RobotTrajectory does look good for multi-body trajectories. I'd like to make the first version of this controller only support single-body trajectories
- If this trajectory is for a single rigid body - specify it as a vector of poses and twists - this solves the no twist specified problem
Have a frame id/link name for the frame you are operating on (similar to joint_names). Specify the tool frame to control to the trajectory poses? I like the idea.

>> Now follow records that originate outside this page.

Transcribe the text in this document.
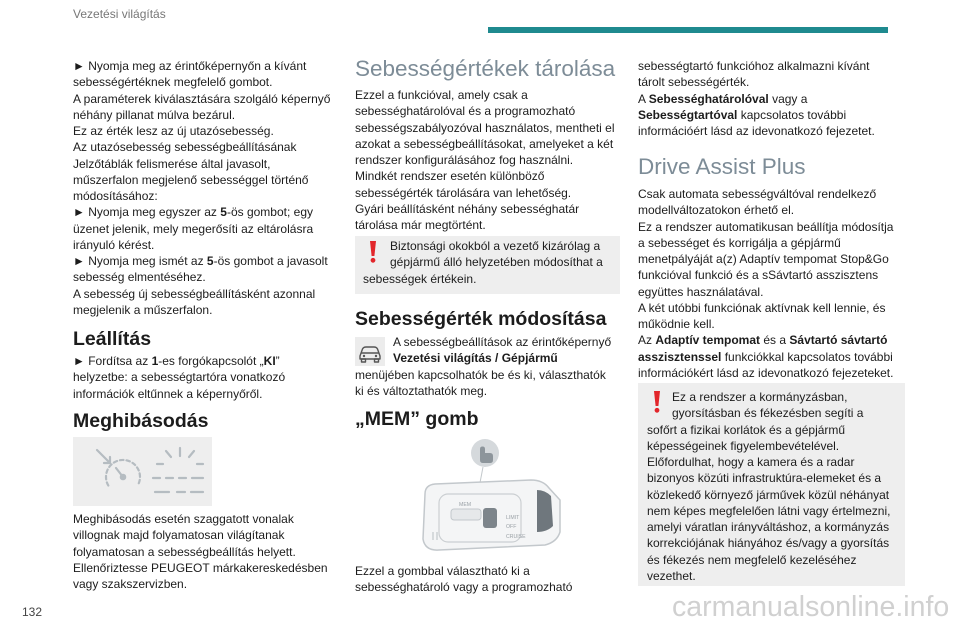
Vezetési világítás
► Nyomja meg az érintőképernyőn a kívánt
sebességértéknek megfelelő gombot.
A paraméterek kiválasztására szolgáló képernyő
néhány pillanat múlva bezárul.
Ez az érték lesz az új utazósebesség.
Az utazósebesség sebességbeállításának
Jelzőtáblák felismerése által javasolt,
műszerfalon megjelenő sebességgel történő
módosításához:
► Nyomja meg egyszer az 5-ös gombot; egy
üzenet jelenik, mely megerősíti az eltárolásra
irányuló kérést.
► Nyomja meg ismét az 5-ös gombot a javasolt
sebesség elmentéséhez.
A sebesség új sebességbeállításként azonnal
megjelenik a műszerfalon.
Leállítás
► Fordítsa az 1-es forgókapcsolót „KI”
helyzetbe: a sebességtartóra vonatkozó
információk eltűnnek a képernyőről.
Meghibásodás
Meghibásodás esetén szaggatott vonalak
villognak majd folyamatosan világítanak
folyamatosan a sebességbeállítás helyett.
Ellenőriztesse PEUGEOT márkakereskedésben
vagy szakszervizben.
Sebességértékek tárolása
Ezzel a funkcióval, amely csak a
sebességhatárolóval és a programozható
sebességszabályozóval használatos, mentheti el
azokat a sebességbeállításokat, amelyeket a két
rendszer konfigurálásához fog használni.
Mindkét rendszer esetén különböző
sebességérték tárolására van lehetőség.
Gyári beállításként néhány sebességhatár
tárolása már megtörtént.
Biztonsági okokból a vezető kizárólag a
gépjármű álló helyzetében módosíthat a
sebességek értékein.
Sebességérték módosítása
A sebességbeállítások az érintőképernyő
Vezetési világítás / Gépjármű
menüjében kapcsolhatók be és ki, választhatók
ki és változtathatók meg.
„MEM” gomb
MEM
LIMIT
OFF
CRUISE
Ezzel a gombbal választható ki a
sebességhatároló vagy a programozható
sebességtartó funkcióhoz alkalmazni kívánt
tárolt sebességérték.
A Sebességhatárolóval vagy a
Sebességtartóval kapcsolatos további
információért lásd az idevonatkozó fejezetet.
Drive Assist Plus
Csak automata sebességváltóval rendelkező
modellváltozatokon érhető el.
Ez a rendszer automatikusan beállítja módosítja
a sebességet és korrigálja a gépjármű
menetpályáját a(z) Adaptív tempomat Stop&Go
funkcióval funkció és a sSávtartó asszisztens
együttes használatával.
A két utóbbi funkciónak aktívnak kell lennie, és
működnie kell.
Az Adaptív tempomat és a Sávtartó sávtartó
asszisztenssel funkciókkal kapcsolatos további
információkért lásd az idevonatkozó fejezeteket.
Ez a rendszer a kormányzásban,
gyorsításban és fékezésben segíti a
sofőrt a fizikai korlátok és a gépjármű
képességeinek figyelembevételével.
Előfordulhat, hogy a kamera és a radar
bizonyos közúti infrastruktúra-elemeket és a
közlekedő környező járművek közül néhányat
nem képes megfelelően látni vagy értelmezni,
amelyi váratlan irányváltáshoz, a kormányzás
korrekciójának hiányához és/vagy a gyorsítás
és fékezés nem megfelelő kezeléséhez
vezethet.
132	carmanualsonline.info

- Tolerances - have a goal tolerance and a path tolerance (no point tolerances). The goal tolerance region would have to be satisfied before goal convergence is declared. Path tolerance would be how much the actual trajectory can deviate from the desired trajectory at any given point of time. Two choices:
- tolerance must always be specified, throw an error if its too small
tolerance is optional, use default tolerance that was specified in a launch file, add flag for when tolerance from message will be filled out, ignore tolerance in message if flag is not filled out. I like this option. I think it should also be possible to specify 'ignore tolerances' by giving negative numbers.
If you do abort the trajectory - abort gracefully by stopping nicely- the current joint trajectory controller aborts with a shudder. Ok. How about specifying a stopping_acceleration parameter, and generating a stopping trajectory on preemption/abortion?
- Redundancy resolution
- A joint trajectory
if it contains a single point, this is the constant posture that you should use for redundancy resolution. ok
if it contains as many points as the cartesian trajectory - move the desired posture along this joint trajectory like Peter was doing. ok
- if it contains any other number of points - throw an error
- A joint trajectory
always, always, always return an error code when things go wrong. Sounds good
return message must also contain goal error/path errors that caused breakdown so people can check them and adjust their tolerances if needed. ok
- have options using rosparam configuration flags for what to do if path errors exceed path tolerances.
- stop and throw an error
- wait until actual catches up to desired
- Make sure gains can be changed on the fly
It's useful to be able to change the desired frame on the fly. You mean changing the tool frame? Like you proposed earlier?
- cartesian trajectory is generic enough that people may use it for something other than a manipulator arm. Consider moving posture outside that message and up to the top level of the action
- It's cleaner to split up the cartesian traj and the redundancy, but it's more difficult to use
- As long as the controller throws an error when it gets a posture that doesn't match the cartesian trajectory, then the user can recover easily.
PoseStampedWithCovariance sucks. Because they're layered and not combined?
- Draw up the code for filling in the message with them separated. If it's not so bad, then it's ok
- What if the times don't need to match up perfectly.
- It's more true to the joint trajectory message if it's just the trajectory to follow on the side.
- Success should not be 0?
- Feedback should indicate when the trajectory started / will finish
- Requesting interpolation of the controller
- stalling is gone. Amount of time to allow for reaching the goal tolerance (settling_time) will go into the goal message
- queue is gone. Feedback will contain information on timings that can be used
- Use case for tool: controlling the right finger tip (which moves in relation to the r_gripper_tool_frame).
- Separate controllers
Don't make the tool a PoseStamped. Just a Pose
- It is pretty redundant (could just transform the trajectory yourself)
- Document carefully what the angular error is (axis-angle, magnitude of angle)
- Probably remove the path tolerance from the result.